By Olivia Oran
Goldman Sachs Group Inc (GS.N) elevated 84 employees on Wednesday to its prestigious partner class. The new group has six more people than the prior class, which was announced in 2014. The latest induction will bring the total number of partners to around 484, or 1.4 percent of Goldman’s work force.
Nearly a quarter of the class is female, the highest percentage promoted from managing director to partner in the firm’s history.
Goldman, which announces new partners every two years, has cut the number by almost a quarter since 2010, when it appointed 110 to the coveted ranks. The pullback comes as the bank looks to cut costs broadly as increased regulation after the financial crisis has made traditional profit areas, like bond trading, less lucrative.
Goldman embarked on a cost-cutting plan in the first half of the year intended to save $700 million a year.
Employee pay is Goldman’s biggest expense and the title of partner comes with more responsibility and higher pay.
While Goldman went public in 1999, the partnership hearkens back to the bank’s time as a private company in which partners pooled their own money to support trading and investment banking and split the resulting profits or losses.
Partner selection involves a rigorous process known as “cross-ruffing” – a reference to a move from the card game bridge – in which candidates are evaluated by Goldman employees who are not in their own divisions.

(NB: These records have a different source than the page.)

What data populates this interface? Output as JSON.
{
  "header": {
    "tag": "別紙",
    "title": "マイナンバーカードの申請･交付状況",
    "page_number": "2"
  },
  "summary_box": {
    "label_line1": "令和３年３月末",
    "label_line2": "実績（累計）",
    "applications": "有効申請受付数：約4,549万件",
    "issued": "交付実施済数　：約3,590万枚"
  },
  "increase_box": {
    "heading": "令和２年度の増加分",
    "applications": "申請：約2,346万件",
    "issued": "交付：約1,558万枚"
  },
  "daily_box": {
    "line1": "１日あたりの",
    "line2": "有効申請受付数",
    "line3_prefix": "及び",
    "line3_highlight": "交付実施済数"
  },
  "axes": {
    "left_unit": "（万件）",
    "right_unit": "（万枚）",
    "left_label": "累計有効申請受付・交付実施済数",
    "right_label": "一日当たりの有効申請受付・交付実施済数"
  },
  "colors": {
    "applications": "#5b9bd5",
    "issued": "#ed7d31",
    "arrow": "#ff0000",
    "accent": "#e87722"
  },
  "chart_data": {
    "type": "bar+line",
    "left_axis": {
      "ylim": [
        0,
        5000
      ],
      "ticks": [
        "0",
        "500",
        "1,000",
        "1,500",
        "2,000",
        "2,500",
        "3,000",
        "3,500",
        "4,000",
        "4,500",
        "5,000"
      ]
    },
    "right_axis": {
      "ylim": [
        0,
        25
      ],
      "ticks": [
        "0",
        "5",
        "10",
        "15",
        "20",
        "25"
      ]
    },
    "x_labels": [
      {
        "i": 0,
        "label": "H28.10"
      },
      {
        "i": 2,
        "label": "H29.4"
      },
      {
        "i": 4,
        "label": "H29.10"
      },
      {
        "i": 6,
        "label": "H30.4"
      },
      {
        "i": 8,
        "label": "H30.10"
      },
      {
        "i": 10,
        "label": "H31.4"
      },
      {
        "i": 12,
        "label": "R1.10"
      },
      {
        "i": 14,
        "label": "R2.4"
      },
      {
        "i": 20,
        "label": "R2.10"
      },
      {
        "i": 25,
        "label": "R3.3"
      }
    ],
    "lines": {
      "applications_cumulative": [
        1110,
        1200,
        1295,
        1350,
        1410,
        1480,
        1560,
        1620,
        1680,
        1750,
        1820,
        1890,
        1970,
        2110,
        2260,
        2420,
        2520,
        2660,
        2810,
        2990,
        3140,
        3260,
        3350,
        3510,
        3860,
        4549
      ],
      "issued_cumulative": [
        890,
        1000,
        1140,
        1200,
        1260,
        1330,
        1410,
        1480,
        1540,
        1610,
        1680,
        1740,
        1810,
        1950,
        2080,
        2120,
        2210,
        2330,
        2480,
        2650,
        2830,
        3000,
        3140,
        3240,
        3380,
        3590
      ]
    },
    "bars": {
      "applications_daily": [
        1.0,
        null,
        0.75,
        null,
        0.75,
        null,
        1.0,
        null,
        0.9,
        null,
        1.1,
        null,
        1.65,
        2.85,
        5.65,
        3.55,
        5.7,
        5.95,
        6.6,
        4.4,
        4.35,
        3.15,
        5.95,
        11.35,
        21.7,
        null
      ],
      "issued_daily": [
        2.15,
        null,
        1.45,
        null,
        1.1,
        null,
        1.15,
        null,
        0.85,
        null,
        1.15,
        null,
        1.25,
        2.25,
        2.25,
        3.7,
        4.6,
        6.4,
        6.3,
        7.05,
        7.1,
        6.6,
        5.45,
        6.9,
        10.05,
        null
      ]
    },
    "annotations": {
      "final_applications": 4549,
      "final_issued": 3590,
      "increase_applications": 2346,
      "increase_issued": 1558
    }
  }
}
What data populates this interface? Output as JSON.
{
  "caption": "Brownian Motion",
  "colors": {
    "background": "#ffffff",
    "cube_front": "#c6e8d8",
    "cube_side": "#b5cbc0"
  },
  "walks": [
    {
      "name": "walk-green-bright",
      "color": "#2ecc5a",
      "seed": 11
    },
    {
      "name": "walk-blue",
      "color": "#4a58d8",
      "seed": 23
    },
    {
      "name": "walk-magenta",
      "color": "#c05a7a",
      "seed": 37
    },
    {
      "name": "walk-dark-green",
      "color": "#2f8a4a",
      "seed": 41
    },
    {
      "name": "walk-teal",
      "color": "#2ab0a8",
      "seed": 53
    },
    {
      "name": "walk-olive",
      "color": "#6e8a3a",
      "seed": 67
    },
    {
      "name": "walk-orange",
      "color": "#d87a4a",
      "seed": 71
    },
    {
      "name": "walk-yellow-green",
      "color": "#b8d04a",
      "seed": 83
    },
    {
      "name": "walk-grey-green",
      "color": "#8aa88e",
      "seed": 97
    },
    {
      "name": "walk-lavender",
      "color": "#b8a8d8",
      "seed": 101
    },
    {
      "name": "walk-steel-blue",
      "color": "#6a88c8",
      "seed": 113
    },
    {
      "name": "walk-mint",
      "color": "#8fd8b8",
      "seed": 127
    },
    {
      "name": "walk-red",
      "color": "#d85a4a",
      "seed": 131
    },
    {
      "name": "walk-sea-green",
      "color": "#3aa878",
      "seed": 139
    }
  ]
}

The new partners received a call from Goldman Chief Executive Officer Lloyd Blankfein or Chief Operating Officer Gary Cohn on Wednesday morning.
Goldman Sachs’ Asia-Pacific business, which posted a 61 percent rise in pre-tax earnings in the third quarter from a sharp drop in the preceding three months, added 12 bankers in the partner class, a 50 percent jump from 2014.
The Asia-Pacific promotions, based in Hong Kong, China, Singapore and Australia, accounted for 14 percent of this year’s global partner class, the highest share in recent years.
Goldman, which reported a 58 percent jump in third-quarter profit last month as bond trading rebounded, saw its September quarter pre-tax earnings in Asia rise to $543 million from $337 million, according to a regulatory filing last week.
The share of Asia in the Wall Street bank’s overall pre-tax earnings grew to 19 percent in the July-September period from 16 percent a year ago and 10 percent in the first six months of this year.